HD: When it comes to writing for Vibrant, it was mostly me. I started recording with my acoustic guitar on Garage Band and then everything developed from that. From not knowing what was going to happen, one thing led to another, I started adding more things and I brought more people to see how it sounds live. It worked out.
As of now, we have a different writing process. I’m letting the band become what I always wanted it to be. I would have hated for the project to be a solo thing. I’m a believer of bands.
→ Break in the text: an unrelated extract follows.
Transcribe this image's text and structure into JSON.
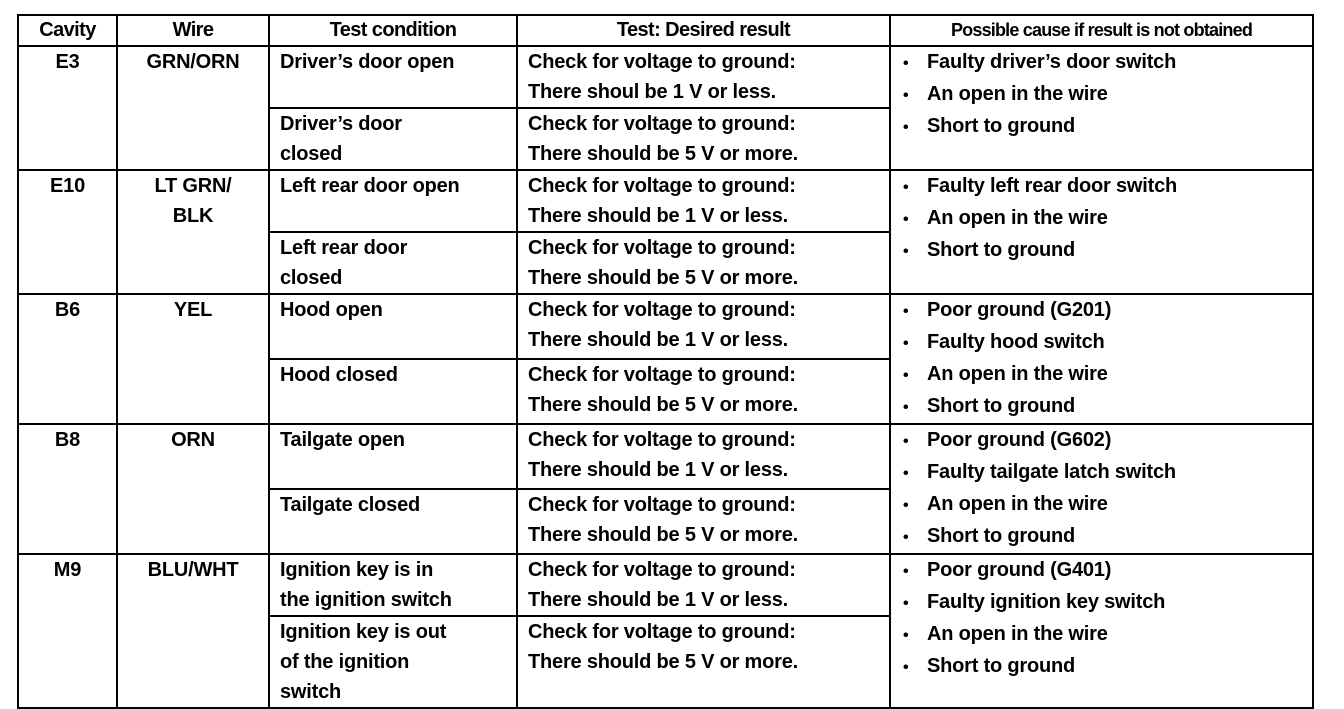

Two heads think better than one, and three better than two, and so on and so forth.
BH: What are your goals for the upcoming months?
HD: I would say that I would love for people to be more involved when it comes to [the music scene]. Even more so than they are already now.
If we all come together for it, as listeners, as supporters, as musicians, as producers, as promoters, as venue owners, as everything, if we come together more and try to do something as a collective.
It’s a new project of mine that I’m trying do, and I’ll be working side-by-side with other people that have been in bands from here in town as well, where we make a bigger voice for all of those bands here in Madison.
Even if you’re not part of the band or part of the show team, even if your friends of some of us or you go and listen to the songs and you go to the shows, you are still part of this scene and this collective of great artists around town and in Wisconsin.
If we came together, we would have a bigger chance to get a lot more hype or a lot more noise out there for them to be able to do what they want to do. It’s more-so for the city itself to do more things that local bands and bands from outside of the state are involved in.